このツールはリギングの際にコントローラを作成してくれるツールです。
「2D」,「3D」というタブからで図のようなカーブで作成したモデルを作成できます。
 
さらに「Arrow」でよく見る矢印などを作成でき、「Others」で手足のアイコン、「Tools」でアイコンの方向を反転したり、色を付けたりできます。
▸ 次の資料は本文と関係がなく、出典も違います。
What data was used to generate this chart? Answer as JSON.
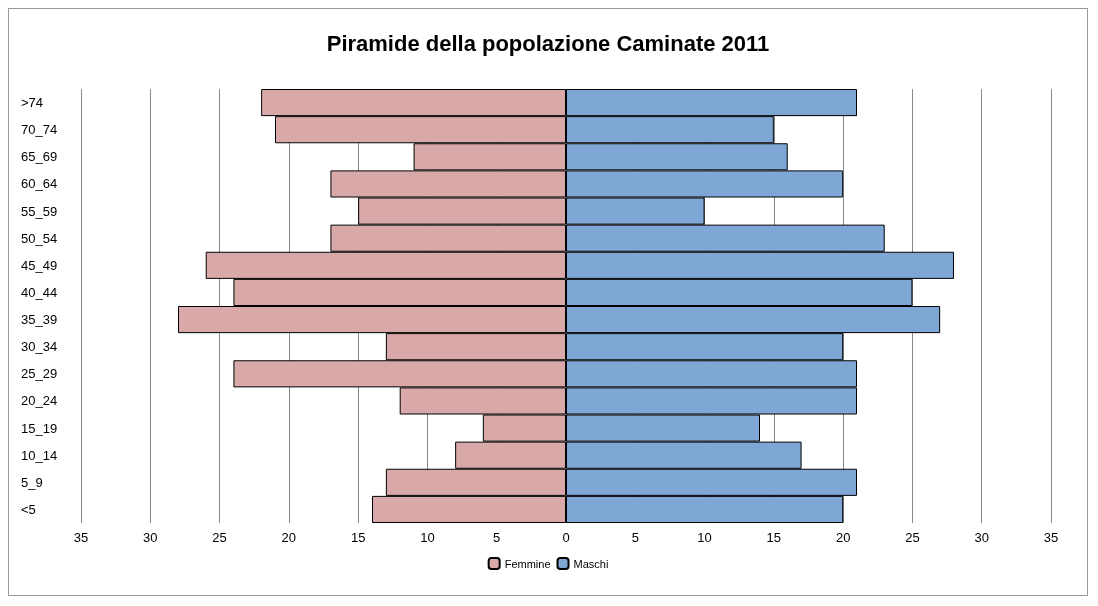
{
  "chart_data": {
    "type": "bar",
    "orientation": "horizontal",
    "title": "Piramide della popolazione Caminate 2011",
    "categories": [
      ">74",
      "70_74",
      "65_69",
      "60_64",
      "55_59",
      "50_54",
      "45_49",
      "40_44",
      "35_39",
      "30_34",
      "25_29",
      "20_24",
      "15_19",
      "10_14",
      "5_9",
      "<5"
    ],
    "series": [
      {
        "name": "Femmine",
        "color": "#d8a9a8",
        "values": [
          -22,
          -21,
          -11,
          -17,
          -15,
          -17,
          -26,
          -24,
          -28,
          -13,
          -24,
          -12,
          -6,
          -8,
          -13,
          -14
        ]
      },
      {
        "name": "Maschi",
        "color": "#7ea7d6",
        "values": [
          21,
          15,
          16,
          20,
          10,
          23,
          28,
          25,
          27,
          20,
          21,
          21,
          14,
          17,
          21,
          20
        ]
      }
    ],
    "xlim": [
      -35,
      35
    ],
    "xticks": [
      {
        "value": -35,
        "label": "35"
      },
      {
        "value": -30,
        "label": "30"
      },
      {
        "value": -25,
        "label": "25"
      },
      {
        "value": -20,
        "label": "20"
      },
      {
        "value": -15,
        "label": "15"
      },
      {
        "value": -10,
        "label": "10"
      },
      {
        "value": -5,
        "label": "5"
      },
      0,
      5,
      10,
      15,
      20,
      25,
      30,
      35
    ],
    "grid": "x",
    "legend": "bottom",
    "stacked": true
  }
}
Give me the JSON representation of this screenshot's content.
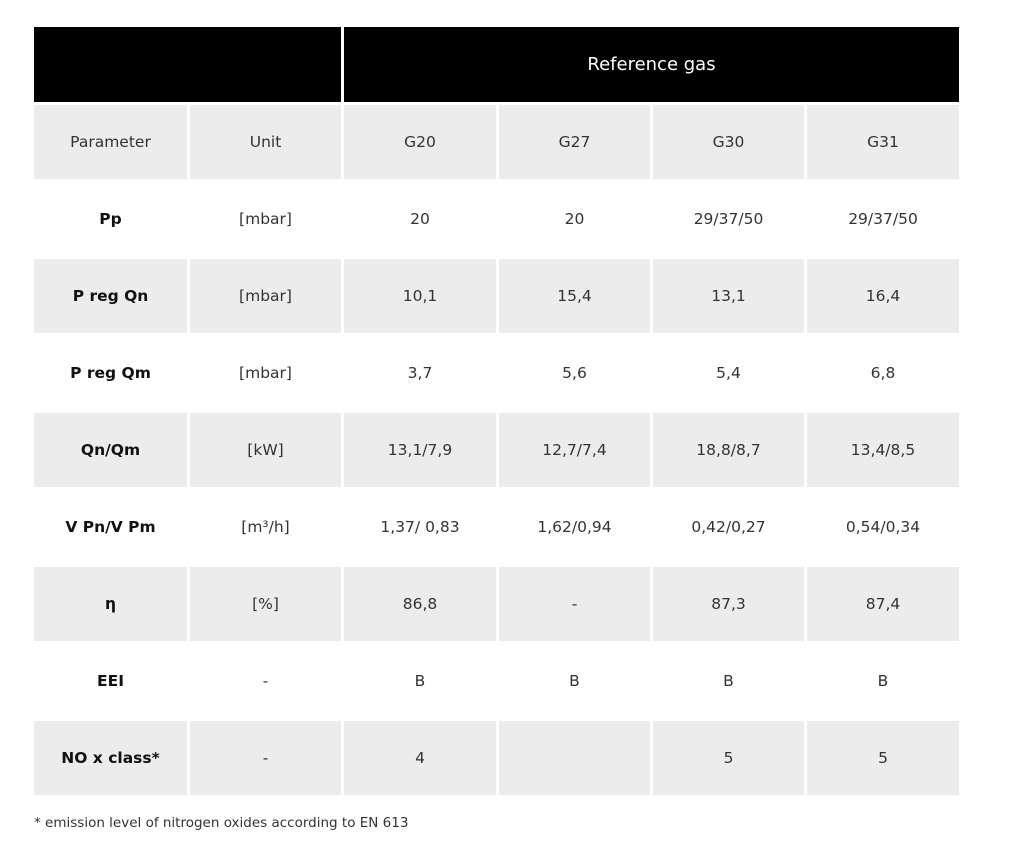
{
  "header": {
    "reference_gas": "Reference gas"
  },
  "columns": [
    "Parameter",
    "Unit",
    "G20",
    "G27",
    "G30",
    "G31"
  ],
  "rows": [
    {
      "parameter": "Pp",
      "unit": "[mbar]",
      "values": [
        "20",
        "20",
        "29/37/50",
        "29/37/50"
      ]
    },
    {
      "parameter": "P reg Qn",
      "unit": "[mbar]",
      "values": [
        "10,1",
        "15,4",
        "13,1",
        "16,4"
      ]
    },
    {
      "parameter": "P reg Qm",
      "unit": "[mbar]",
      "values": [
        "3,7",
        "5,6",
        "5,4",
        "6,8"
      ]
    },
    {
      "parameter": "Qn/Qm",
      "unit": "[kW]",
      "values": [
        "13,1/7,9",
        "12,7/7,4",
        "18,8/8,7",
        "13,4/8,5"
      ]
    },
    {
      "parameter": "V Pn/V Pm",
      "unit": "[m³/h]",
      "values": [
        "1,37/  0,83",
        "1,62/0,94",
        "0,42/0,27",
        "0,54/0,34"
      ]
    },
    {
      "parameter": "η",
      "unit": "[%]",
      "values": [
        "86,8",
        "-",
        "87,3",
        "87,4"
      ]
    },
    {
      "parameter": "EEI",
      "unit": "-",
      "values": [
        "B",
        "B",
        "B",
        "B"
      ]
    },
    {
      "parameter": "NO x class*",
      "unit": "-",
      "values": [
        "4",
        "",
        "5",
        "5"
      ]
    }
  ],
  "footnote": "* emission level of nitrogen oxides according to EN 613"
}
これだけでも便利ですが、もう一つこのサイトにあるスクリプトも紹介します。「カスタム アウトライナ」です。
http://www.comtec.daikin.co.jp/DC/UsersNotes/Ritaro/tutorial/maya_11/

これは、アウトライナにPythonで機能追加して、ワイヤーフレームと同じ色を付けることができるだけでなく、同じ色のオブジェクトを選択することが可能です。
注意点ですが、このスクリプトはMaya2016以降でないと動きません。
そもそも2016以前にアウトライナに色が付かないようです。

まず、上のベージの一番下まで行って、「CustomOutliner_V3_2.zip」スクリプトをダウンロードし解凍します。

これを例によって、
C:\Users\ユーザ名\Documents\maya\Mayaのバージョン\scripts
にコピーします。
日本語Mayaを使っている場合は、 ja_JP\scripts です。

Mayaを起動したら、スクリプトエディタを起動して、以下の2行をシェルフ登録します。
import CustomOutliner
CustomOutliner.custom_outliner()

起動して、ReRigツールと一緒に使ってみました。

スライダーで色を付けて「Apply」で設定できます。「Change Color in Viewport」のチェックをONすれば、アウトライナとオブジェクトのワイヤーフレームを同じ色にできます。
色で判断できるのでリギング操作のミスや効率が上がります。

「Up」「Down」キーでアウトライナ上で上下に移動ができます。
腕、足、など操作をしやすい順番をアニメーターが自由に変えられます。

スライダで色を決めて、「Select」で同じ色を付けたものを選択できますので、両腕IKを同時に移動したい、とか、背骨3つを同時に回転したい場合、同じ色にしておけば、Shiftキーで複数選択しないで済むという便利さもあります。

リガーを目指す方はとても便利です。ぜひお試しください。

このサイトが凄いのが、ツールのソースコードの仕組みを解説しながら、ツールを公開しているところです。初心者には敷居が高いですが、とても勉強になります。